Memuat...
Memuat...
Memuat...
Di hari paling bahagia dalam hidupnya, dia tidak pernah datang.
Lucian De Luca, pewaris salah satu dinasti mafia tertua dan paling ditakuti, hanya mencintai satu wanita sejak kecil. Mereka tumbuh bersama, jatuh cinta, dan berjanji untuk selamanya. Namun di hari pernikahan mereka, dia menghilang tanpa sepatah kata pun, meninggalkannya sendirian di altar di hadapan ratusan tamu. Terhina, patah hati, dan yakin dia mengkhianatinya, Lucian mengubur pria yang percaya pada cinta.
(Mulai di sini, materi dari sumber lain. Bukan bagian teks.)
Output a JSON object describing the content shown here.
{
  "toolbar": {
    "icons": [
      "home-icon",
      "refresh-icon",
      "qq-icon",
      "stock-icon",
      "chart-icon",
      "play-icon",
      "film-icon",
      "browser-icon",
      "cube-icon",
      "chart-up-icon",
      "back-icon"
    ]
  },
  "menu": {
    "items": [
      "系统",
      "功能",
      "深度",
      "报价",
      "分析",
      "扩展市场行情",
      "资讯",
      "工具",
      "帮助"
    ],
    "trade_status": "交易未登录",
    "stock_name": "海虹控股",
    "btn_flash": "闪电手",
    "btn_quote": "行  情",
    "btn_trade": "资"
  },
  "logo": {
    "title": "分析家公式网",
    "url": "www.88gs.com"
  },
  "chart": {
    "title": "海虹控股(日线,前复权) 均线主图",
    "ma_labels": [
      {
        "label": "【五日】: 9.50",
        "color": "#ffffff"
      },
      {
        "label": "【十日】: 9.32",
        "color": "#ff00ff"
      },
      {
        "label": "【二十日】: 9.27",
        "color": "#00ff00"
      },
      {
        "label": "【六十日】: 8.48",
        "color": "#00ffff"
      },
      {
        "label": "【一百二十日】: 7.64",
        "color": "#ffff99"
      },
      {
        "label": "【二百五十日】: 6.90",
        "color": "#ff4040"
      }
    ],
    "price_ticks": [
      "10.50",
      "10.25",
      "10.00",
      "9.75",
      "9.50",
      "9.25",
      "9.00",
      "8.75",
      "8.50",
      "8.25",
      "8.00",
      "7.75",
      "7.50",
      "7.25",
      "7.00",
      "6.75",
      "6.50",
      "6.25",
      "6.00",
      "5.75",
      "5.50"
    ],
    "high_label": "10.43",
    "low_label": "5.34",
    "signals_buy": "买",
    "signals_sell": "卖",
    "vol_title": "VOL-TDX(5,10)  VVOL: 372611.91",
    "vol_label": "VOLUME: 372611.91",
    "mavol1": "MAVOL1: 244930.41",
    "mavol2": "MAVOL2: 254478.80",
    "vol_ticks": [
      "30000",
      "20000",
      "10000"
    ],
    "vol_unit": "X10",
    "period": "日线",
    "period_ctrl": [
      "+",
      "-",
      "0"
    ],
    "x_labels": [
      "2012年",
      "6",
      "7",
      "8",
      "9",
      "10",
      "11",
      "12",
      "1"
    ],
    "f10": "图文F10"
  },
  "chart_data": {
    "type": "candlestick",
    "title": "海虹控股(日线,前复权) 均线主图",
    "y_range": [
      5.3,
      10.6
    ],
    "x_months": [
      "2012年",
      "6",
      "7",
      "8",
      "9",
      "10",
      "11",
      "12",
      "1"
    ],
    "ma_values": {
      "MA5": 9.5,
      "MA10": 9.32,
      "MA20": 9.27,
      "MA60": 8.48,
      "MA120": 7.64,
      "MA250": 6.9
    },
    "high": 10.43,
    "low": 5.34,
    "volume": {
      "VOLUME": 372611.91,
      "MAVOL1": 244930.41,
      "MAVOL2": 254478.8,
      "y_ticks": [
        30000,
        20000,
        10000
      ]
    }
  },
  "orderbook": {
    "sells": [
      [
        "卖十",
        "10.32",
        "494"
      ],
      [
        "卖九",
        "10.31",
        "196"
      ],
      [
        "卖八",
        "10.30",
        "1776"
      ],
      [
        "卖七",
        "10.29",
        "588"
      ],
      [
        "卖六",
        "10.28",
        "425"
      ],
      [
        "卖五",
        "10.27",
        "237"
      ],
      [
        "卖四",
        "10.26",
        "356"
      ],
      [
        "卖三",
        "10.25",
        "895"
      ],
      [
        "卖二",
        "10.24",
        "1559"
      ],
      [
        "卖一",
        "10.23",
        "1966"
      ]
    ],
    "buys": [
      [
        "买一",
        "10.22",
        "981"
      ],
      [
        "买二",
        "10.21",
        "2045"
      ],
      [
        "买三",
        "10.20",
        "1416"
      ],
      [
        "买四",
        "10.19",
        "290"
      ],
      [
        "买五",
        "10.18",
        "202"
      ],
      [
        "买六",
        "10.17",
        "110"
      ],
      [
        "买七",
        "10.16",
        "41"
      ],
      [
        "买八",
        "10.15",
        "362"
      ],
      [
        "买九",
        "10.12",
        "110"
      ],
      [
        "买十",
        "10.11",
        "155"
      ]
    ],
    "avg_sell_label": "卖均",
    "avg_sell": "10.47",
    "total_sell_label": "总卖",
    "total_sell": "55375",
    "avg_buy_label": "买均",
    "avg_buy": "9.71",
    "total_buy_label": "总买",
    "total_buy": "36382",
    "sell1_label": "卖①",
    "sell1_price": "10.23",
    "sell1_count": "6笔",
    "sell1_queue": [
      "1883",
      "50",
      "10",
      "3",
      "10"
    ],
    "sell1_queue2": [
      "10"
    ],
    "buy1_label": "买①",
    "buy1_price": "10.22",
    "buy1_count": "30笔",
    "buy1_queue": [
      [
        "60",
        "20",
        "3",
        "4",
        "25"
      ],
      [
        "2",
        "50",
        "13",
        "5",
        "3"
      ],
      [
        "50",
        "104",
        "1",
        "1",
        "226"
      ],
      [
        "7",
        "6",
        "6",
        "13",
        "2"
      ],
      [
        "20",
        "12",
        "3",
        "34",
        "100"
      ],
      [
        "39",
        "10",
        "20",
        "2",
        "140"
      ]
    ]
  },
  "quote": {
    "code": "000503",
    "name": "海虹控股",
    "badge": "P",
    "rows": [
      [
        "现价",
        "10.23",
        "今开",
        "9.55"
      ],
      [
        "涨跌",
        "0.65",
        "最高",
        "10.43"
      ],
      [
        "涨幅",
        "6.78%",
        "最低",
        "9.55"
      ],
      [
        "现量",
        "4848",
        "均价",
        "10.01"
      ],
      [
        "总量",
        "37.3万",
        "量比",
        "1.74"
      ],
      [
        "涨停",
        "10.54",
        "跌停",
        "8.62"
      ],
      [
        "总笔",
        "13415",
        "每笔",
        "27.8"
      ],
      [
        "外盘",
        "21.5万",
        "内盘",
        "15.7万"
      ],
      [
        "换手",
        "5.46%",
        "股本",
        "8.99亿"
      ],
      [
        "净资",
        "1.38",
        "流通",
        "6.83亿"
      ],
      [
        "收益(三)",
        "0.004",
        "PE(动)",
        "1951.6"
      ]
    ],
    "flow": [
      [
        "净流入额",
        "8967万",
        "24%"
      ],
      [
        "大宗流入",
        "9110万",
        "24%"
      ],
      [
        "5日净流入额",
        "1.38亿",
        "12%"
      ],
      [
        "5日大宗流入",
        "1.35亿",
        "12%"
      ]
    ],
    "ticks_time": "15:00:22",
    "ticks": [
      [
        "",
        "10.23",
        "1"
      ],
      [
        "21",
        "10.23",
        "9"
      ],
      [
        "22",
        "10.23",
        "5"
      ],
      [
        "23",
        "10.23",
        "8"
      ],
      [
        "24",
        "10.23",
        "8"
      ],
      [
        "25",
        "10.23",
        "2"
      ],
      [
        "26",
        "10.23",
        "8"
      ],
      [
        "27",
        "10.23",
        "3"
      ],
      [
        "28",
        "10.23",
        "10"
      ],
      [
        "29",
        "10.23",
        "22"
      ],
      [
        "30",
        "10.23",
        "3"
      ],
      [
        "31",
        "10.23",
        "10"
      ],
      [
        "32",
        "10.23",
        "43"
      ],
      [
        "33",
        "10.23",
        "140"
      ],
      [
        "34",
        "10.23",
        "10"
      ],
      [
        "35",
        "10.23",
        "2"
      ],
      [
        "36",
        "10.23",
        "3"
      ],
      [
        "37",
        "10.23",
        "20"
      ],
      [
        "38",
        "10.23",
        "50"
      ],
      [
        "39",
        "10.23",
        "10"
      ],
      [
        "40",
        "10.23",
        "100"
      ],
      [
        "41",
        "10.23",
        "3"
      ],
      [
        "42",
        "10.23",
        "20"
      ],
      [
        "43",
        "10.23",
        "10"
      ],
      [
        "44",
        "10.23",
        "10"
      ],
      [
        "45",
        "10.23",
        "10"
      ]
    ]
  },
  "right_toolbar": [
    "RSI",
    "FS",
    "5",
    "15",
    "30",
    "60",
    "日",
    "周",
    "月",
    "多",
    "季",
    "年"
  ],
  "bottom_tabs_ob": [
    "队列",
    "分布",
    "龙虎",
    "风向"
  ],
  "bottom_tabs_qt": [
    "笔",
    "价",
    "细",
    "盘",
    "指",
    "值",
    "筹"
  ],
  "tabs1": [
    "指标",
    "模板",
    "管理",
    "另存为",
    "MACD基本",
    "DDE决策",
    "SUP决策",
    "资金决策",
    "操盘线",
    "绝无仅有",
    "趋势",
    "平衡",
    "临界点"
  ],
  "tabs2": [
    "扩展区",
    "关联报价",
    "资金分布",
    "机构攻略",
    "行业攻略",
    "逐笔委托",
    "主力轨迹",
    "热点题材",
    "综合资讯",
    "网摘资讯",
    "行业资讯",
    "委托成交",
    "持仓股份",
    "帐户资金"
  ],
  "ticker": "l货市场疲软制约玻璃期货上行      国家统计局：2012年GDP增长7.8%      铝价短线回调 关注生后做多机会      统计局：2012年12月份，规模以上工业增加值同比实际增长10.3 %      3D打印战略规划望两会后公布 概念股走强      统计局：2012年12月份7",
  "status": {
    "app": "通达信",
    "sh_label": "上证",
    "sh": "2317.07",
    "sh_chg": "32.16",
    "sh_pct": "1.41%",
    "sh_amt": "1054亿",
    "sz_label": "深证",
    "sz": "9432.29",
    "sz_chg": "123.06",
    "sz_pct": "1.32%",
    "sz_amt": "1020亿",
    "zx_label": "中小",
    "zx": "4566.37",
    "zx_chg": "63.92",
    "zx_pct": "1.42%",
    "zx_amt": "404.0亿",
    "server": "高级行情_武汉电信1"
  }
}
Selama sepuluh tahun berikutnya, dia menjadi persis seperti yang dibutuhkan keluarganya yang kejam—seorang raja mafia yang dingin, kalkulatif, dan hatinya tidak dimiliki siapa pun.
Kini orang tuanya telah mengatur pernikahan politik untuk menyatukan dua keluarga kriminal berkuasa yang kaya raya. Lucian setuju demi tugas, mengharapkan orang asing.
Sebaliknya, sang pengantin wanita berjalan menyusuri lorong…
Dia.
Wanita yang menghilang sepuluh tahun lalu.
Dia terlihat sama terkejutnya melihatnya.
Tak satu pun dari mereka menginginkan pernikahan ini. Tak satu pun dari mereka tahu bahwa yang lain dipaksa melakukannya. Lucian diliputi pengkhianatan dan bersumpah untuk menjadikan pernikahan ini tidak lebih dari sebuah perjanjian bisnis, menolak untuk memaafkan wanita yang menghancurkannya. Tapi dia menyimpan rahasia yang menghancurkan—alasan sebenarnya dia lari dari pernikahan pertama mereka adalah untuk menyelamatkan hidupnya dari musuh yang tersembunyi di dalam kedua keluarga.
Sekarang, menikah di bawah pengawasan kerajaan mafia saingan, mereka harus berpura-pura menjadi pasangan kekuasaan yang sempurna sambil menavigasi luka lama, kebenaran yang terkubur, upaya pembunuhan, pengkhianatan keluarga, dan cinta yang tak terbantahkan yang tidak pernah benar-benar mati.
Saat musuh mendekat dan rahasia yang telah lama tersembunyi terungkap, Lucian harus memutuskan apakah akan terus menghukum wanita yang menghancurkan hatinya… atau percaya bahwa terkadang tindakan cinta terbesar adalah pergi untuk melindungi orang yang tidak sanggup kamu kehilangan.